HAVANA TIMES — Last Sunday I waited around for our TV news to come on because I had been told about a surprising story to be aired. It involved a significant breakthrough in the development of technology in Cuba – at least that’s what was said in an email I’d received.

Hoping to satisfy my curiosity, I kept my eyes and ears glued to the entire broadcast.

At the beginning they talked about a computer application that EcuRed (the online Cuban encyclopedia) had developed for telephones in our country.

My response was: “That’s great! The CubaCel cellphone company was finally allowing those devices to give us access to the Internet.” I was delighted — even delirious — with the good news.

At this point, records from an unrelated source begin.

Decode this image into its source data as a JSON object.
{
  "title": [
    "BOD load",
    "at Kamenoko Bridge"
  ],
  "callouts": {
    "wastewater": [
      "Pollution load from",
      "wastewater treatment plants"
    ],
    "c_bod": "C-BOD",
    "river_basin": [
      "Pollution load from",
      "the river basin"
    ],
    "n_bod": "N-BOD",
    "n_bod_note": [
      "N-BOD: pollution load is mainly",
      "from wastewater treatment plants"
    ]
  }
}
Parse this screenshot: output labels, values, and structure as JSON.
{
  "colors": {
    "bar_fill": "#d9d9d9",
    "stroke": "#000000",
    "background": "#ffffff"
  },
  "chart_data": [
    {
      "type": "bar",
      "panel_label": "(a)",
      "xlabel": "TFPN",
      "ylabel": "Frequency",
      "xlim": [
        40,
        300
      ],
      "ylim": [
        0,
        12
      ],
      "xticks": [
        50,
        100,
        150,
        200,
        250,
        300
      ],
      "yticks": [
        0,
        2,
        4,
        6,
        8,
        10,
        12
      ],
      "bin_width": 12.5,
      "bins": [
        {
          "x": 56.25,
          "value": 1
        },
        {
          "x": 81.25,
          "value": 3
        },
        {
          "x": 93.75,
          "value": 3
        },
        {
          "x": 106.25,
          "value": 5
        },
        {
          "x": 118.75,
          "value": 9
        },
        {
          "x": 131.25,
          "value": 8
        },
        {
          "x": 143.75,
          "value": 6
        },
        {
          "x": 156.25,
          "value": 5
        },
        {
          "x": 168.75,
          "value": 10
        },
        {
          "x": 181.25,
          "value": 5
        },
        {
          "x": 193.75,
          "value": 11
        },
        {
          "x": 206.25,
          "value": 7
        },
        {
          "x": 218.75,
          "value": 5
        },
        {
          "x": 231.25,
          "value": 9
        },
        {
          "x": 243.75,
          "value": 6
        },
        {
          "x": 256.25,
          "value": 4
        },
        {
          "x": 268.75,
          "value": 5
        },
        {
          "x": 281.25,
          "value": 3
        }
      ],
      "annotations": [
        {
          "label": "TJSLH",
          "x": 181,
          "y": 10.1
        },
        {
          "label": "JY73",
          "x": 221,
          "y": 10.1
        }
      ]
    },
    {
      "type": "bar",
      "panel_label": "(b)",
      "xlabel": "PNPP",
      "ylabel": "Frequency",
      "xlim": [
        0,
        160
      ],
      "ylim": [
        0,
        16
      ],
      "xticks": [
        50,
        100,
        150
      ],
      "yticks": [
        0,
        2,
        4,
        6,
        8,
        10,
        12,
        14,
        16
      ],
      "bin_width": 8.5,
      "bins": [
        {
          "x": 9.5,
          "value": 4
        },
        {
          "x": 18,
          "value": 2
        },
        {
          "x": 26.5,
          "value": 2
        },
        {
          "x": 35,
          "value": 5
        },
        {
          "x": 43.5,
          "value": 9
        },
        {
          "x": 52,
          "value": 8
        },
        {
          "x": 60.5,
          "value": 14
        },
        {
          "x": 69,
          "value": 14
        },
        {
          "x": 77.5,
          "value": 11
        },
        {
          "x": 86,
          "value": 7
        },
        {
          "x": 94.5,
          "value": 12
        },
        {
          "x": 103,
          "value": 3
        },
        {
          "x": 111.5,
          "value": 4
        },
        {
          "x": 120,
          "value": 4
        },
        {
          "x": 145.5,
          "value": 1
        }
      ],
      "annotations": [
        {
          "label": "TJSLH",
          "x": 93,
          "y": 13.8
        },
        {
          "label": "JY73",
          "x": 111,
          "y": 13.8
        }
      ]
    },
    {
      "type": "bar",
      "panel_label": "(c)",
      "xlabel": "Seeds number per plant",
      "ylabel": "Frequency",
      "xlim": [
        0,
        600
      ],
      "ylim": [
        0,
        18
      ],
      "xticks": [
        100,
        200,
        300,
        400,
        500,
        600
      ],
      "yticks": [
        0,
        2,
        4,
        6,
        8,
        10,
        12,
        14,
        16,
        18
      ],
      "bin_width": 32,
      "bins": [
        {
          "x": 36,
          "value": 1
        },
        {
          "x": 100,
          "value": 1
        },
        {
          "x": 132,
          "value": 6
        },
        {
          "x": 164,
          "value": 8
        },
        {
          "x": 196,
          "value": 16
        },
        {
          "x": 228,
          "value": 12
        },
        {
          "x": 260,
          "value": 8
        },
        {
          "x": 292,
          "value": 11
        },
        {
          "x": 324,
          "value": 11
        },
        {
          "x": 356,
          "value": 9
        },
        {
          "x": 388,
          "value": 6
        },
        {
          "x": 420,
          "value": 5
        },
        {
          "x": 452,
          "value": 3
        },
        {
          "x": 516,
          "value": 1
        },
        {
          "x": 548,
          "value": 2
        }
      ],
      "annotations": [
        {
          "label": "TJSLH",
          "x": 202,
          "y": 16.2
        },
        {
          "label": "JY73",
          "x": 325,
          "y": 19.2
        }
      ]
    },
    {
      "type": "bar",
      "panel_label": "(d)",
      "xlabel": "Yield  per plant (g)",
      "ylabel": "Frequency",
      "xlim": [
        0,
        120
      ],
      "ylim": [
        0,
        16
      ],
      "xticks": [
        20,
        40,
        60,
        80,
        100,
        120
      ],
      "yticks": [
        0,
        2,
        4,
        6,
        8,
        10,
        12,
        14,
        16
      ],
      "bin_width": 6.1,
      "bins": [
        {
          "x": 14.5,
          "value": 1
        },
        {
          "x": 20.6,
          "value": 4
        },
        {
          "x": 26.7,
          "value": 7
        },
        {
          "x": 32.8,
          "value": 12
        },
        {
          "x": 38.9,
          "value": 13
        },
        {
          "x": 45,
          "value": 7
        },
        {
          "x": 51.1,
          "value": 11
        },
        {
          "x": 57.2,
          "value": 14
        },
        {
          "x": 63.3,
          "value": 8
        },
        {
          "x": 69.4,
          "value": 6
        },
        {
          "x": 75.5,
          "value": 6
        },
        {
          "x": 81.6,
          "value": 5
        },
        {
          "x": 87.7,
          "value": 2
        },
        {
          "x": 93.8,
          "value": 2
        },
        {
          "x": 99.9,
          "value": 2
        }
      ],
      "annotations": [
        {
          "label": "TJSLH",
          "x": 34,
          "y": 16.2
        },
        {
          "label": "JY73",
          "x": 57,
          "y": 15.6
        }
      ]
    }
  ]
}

Using the browser of my cellphone, I saw myself “online” reading information from this gigantic Cuban encyclopedia.

I paused and then dug a little more deeply into the matter. To confirm my interpretation of this news and EcuRed, I located a few specialists in the field.

What I was given was the following response:

“Man, don’t believe everything you see on TV. All that sensational news from EcuRed about Android phones is no more than the complete installation of the encyclopedia on cellphones. You can forget about surfing the Cuban web from your phone; you’re not going to get it yet, though maybe if you wait a little longer this technology will be at your fingertips.”

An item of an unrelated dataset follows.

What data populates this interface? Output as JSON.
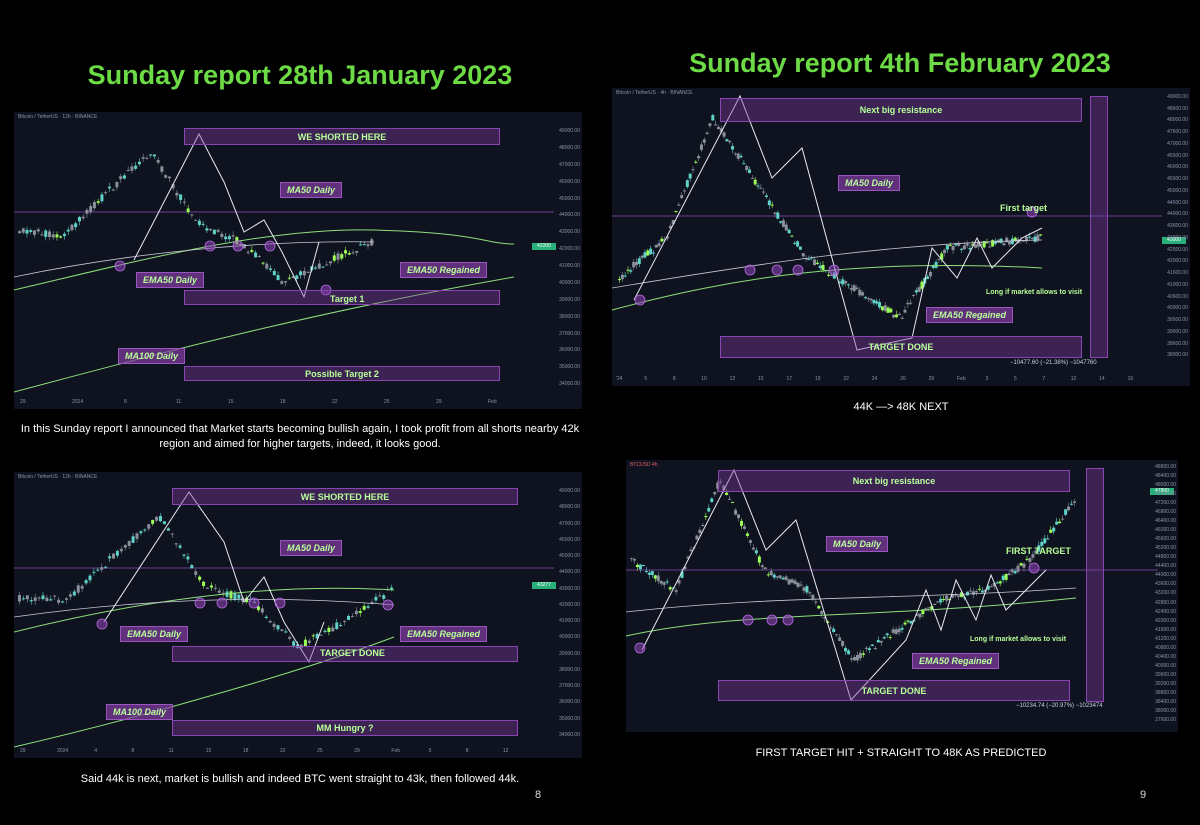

I said to myself: “What a shame. I’ve fallen victim to a sham, although I hadn’t totally believed the story on the encyclopedia.”

The problem is that something like that isn’t of much value. Anyone with basic computer skills and the right tools can create applications for mobile phones. For example, for quite a while cellphone programs have been available for users who live in our country.

These include the ETECSA telephone directory, a map of Havana, and a restaurant and hotel guide, which constitute tangible evidence at the reach of anyone who owns an Android, iPhone or Nokia cellphone.

In any case, the TV news turned out to be entertaining, with its sensational report about the Cuban encyclopedia. Nonetheless, to me it seemed a bit troubling that they’re doing their promotions as if we all had third-generation cellphones, when the reality is something quite distinct.